There are a number of things to try when developing such attacks, depending on the device and countermeasures present. We’ll assume that the attacker has possession of several instances of the device and a moderate budget. This limits an attacker to non-invasive and slightly invasive methods.
Timing attacks work at the granularity of entire device operations (request through result) and don’t require any hardware tools. However, hardware may be used to acquire timing information, for example, by using an oscilloscope and counting the clock cycles an operation takes. I call this observation point external since only information about the entire operation (not its intermediate steps) is available. All software, including commonly used applications or operating systems, need to be aware of timing attacks when working with secrets. The first published timing attack was against RSA, but any kind of CPU access to secret data can reveal information about that data (e.g., cache misses.)
A common misconception is that noise alone can prevent timing attacks. Boneh et al disproved this handily when they mounted timing attacks against OpenSSL over a WAN. If there is noise, just take more measurements. Since noise is random but the key is constant, noise tends to average out the greater your sample size.

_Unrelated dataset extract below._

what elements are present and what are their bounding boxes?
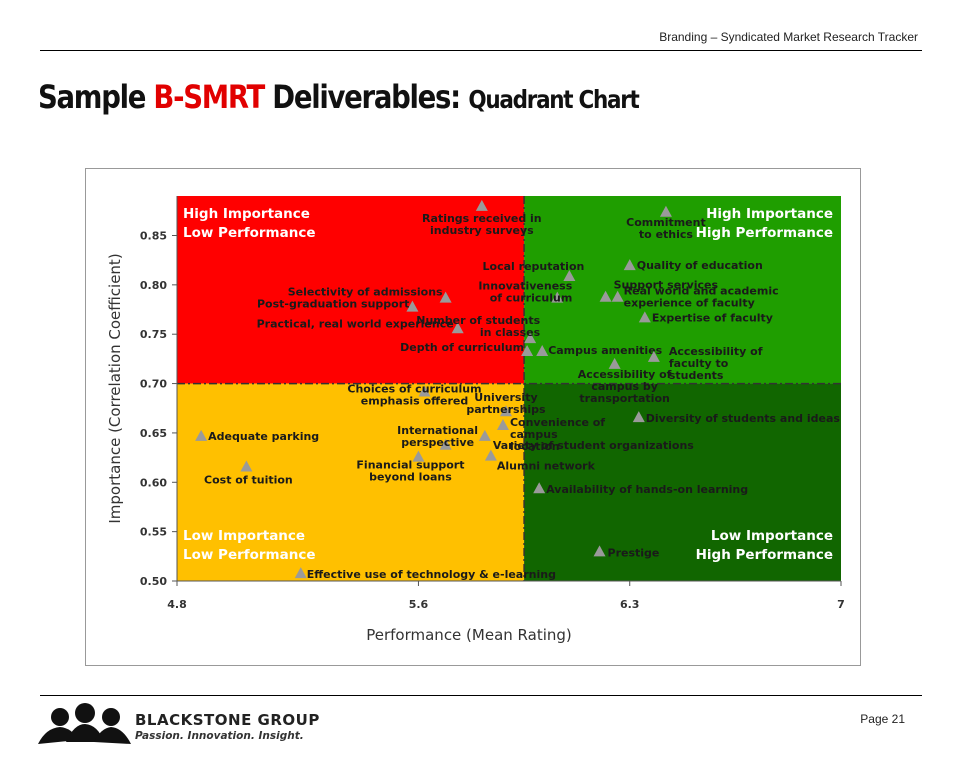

Power, EM, thermal, and audio side channel attacks measure more detailed internal behavior throughout an operation. If the intermediate state of an operation is visible in a timing attack, I classify it as an internal side channel attack as well (e.g., Percival’s cache timing attack.) The granularity of measurement is important. Thus, thermal and audio attacks are less powerful given the slow response of the signal compared to the speed of the computation. In other words, they have built-in averaging.

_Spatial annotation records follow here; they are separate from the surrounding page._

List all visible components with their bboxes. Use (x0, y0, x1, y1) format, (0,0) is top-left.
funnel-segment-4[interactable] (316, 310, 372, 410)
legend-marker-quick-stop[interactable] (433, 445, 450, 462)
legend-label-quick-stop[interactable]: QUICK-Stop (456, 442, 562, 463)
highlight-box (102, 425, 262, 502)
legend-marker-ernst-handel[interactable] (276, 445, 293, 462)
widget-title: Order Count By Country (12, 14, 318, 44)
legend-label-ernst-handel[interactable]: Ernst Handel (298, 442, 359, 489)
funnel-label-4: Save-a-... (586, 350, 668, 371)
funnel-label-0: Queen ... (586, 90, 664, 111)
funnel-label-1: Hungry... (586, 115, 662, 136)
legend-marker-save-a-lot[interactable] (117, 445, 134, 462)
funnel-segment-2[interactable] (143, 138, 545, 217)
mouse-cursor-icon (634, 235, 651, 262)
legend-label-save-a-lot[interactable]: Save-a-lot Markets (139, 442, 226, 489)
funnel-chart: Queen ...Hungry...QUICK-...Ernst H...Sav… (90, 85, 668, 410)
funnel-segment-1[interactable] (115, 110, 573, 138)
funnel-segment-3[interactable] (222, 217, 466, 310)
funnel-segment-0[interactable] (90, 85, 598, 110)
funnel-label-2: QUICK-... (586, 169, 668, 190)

Simple side channel attacks (i.e. SPA) involve observing differences of behavior within a single sample. The difference in height of the peaks of power consumption during a DES operation might indicate the number of 1 bits in the key for that particular round. Since most crypto is based on an iterative model, similarities and differences between each iteration directly reflect the secret data being processed.
Differential side channel attacks (i.e. DPA) are quite a bit different. Instead of requiring an observable, repeatable difference in behavior, any slight variation in behavior can be leveraged using statistics and knowledge of cipher structure. It would take an entire series of articles to explain the various forms of DPA, but I’ll summarize by saying that DPA can automatically extract keys from traces that individually appear completely random.
Glitch attacks (aka fault induction) involve deliberately inducing an error in hardware behavior. They are usually non-invasive but occasionally partially invasive. If power lines are accessible, the power supply can be subjected to a momentary excessive voltage or a brown-out. Removing decoupling capacitors can magnify this effect. If IO lines are accessible, they can be subjected to high-frequency analog signals in an attempt to corrupt the logic behind the IO buffer. But usually these approaches can be prevented by careful engineering.
Most glitch attacks use the clock line since it is especially critical to chip operation. In addition to over-voltage, complex high-frequency waveforms can induce interesting behavior. Flip-flops and latches have a timing parameter called “setup and hold” which indicates how long a 0 or 1 bit needs to be applied before the hardware can remember the bit. High frequency waveforms at the edge of this limit cause some flip-flops to register a new value (possibly random) and others to keep their old value. Natural manufacturing variances mean this is impossible to prevent. Pulse, triangle, and sawtooth waveforms provide more possibilities for variation.
Optical and EM glitch attacks induce faults using radiation. Optical attacks are partially invasive in that the chip has to be partially removed from its package (decapping). EM attacks can usually penetrate the housing. The nice thing about this glitching approach is that individual areas of the chip can be targeted, like RAM which is particularly vulnerable to bit flips. Optical attacks can be done using a flash bulb or laser pointer.
With more resources, tools like FIB workstations become available. These allow for fully invasive attacks, where the silicon is modified or tapped at various places to extract information or induce insecure behavior. Such tools are available (Ross Anderson’s group has been using one since the mid 90’s) but are generally not used by the hobbyist hacker community.